Senators insult African Americans
June 28, 2005
BY JESSE JACKSON
The United States Senate recently passed a resolution apologizing for its historic refusal to enact legislation that would outlaw lynching. The first agenda item of the NAACP when it was founded at the beginning of the last century was federal legislation to outlaw that heinous practice. Seven U.S. presidents over 60 years tried but failed to persuade the Senate to ban lynching. Two hundred bills were introduced and three passed the House; all were voted down by the Senate.
As Sen. Mary Landrieu of Louisiana summarized, ''The Senate failed these Americans. If we truly want to move forward, we must admit that failure and learn from it.'' Not everyone agreed. Eight Republicans refused to support the apology -- Senators Lamar Alexander of Tennessee, Thad Cochran and Trent Lott of Mississippi, Craig Thomas and Michael Enzi of Wyoming, Judd Gregg and John Sununu of New Hampshire, and John Cronyn of Texas. Senate Majority leader Bill Frist ran cover for them, refusing a roll-call vote so no one would have to go on record. Frist's refusal to put the Senate on record makes this apology a sorry one indeed.
Lynching is often portrayed as a fringe activity, terrorist action carried out by zealous racists acting in isolation. That portrait whitewashes the horrible reality: Lynching was generally state-sponsored or tolerated, an instrument of re-establishing political control for whites.

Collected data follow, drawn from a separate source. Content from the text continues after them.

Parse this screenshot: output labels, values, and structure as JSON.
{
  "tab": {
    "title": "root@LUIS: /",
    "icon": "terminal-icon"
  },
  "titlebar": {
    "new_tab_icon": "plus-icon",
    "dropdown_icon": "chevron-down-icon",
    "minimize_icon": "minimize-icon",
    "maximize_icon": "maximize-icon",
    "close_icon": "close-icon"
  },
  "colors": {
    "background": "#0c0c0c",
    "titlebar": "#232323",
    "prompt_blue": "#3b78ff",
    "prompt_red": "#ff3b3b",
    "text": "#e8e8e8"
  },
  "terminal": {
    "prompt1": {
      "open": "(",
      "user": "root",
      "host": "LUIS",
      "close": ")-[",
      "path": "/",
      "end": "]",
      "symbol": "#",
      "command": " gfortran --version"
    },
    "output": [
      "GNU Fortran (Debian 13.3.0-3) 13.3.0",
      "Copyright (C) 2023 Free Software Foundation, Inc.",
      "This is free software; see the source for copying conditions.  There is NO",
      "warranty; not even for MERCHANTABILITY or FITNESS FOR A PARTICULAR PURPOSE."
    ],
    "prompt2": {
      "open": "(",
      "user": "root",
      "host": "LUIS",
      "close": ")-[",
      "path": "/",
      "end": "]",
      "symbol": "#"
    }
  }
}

The two major parties cut a deal in 1877 -- the Tilden-Hayes compromise -- to pull troops out of the South and end the post-slavery Reconstruction. Immediately, Southern whites acted ruthlessly to reclaim power and to suppress the newly freed slaves. Violence and state-sanctioned terror ruled the South; lynching was the favored terrorist act. From 1890 to 1960, 4,742 lynchings were documented, but the actual number is far higher. Mississippi -- with two of the senators who refused to apologize -- was at the top of the list.
Lynching was not simply a nighttime practice of men garbed under the hoods of the Ku Klux Klan. Many were foul civic rituals. Many were draped in the garb of religion, taking place on Sunday afternoons after church with entire church congregations as witnesses.
Congress apologized and offered reparations to Japanese Americans for the national shame of clapping a large number into concentration camps during World War II. But Republicans found it hard even to apologize for lynching, much less offer African Americans reparations for the 200 years of slavery and the 100 years of legal apartheid that robbed them of their liberty and of decent pay for their labor.
After the Civil War, freed slaves were promised a mule and 40 acres; the end of Reconstruction broke that promise. Dr. King marched on Washington to redeem the promissory note that had been returned marked insufficient funds. Instead, Nixon offered a conservative alternative -- affirmative action and better education. Investment in schools remains starkly separate and unequal.
Cochran suggested that he needn't apologize because he wasn't involved in lynching. But his family fortunes rest upon the brutal repression of African Americans through slavery and segregation. Now Cochran joins his Senate colleagues in trying to stack the courts with right-wing judges who oppose affirmative action, in cutting programs for the poor while ladling tax breaks and subsidies on the wealthy, and in seeking to undermine the Voting Rights Act that expires in 2007 unless reauthorized by Congress.
Republican strategists keep fretting about how to appeal to African-American voters, as if that were a mystery. It isn't hard. Champion equal investment in education. Lift the minimum wage and provide decent health care for all. Create a full-employment economy so African Americans, too often the last hired, can find work for a change. Make college affordable. Reauthorize the Voting Rights Act to ensure that the right to vote isn't taken away. Support our civil-rights laws, including affirmative action, and enforce them against those who discriminate.
But not only do they oppose that agenda, GOP senators even choke on apologizing for the lynching that terrorized a people and shamed this nation. No wonder African Americans retain a healthy suspicion of these Guardians of Privilege.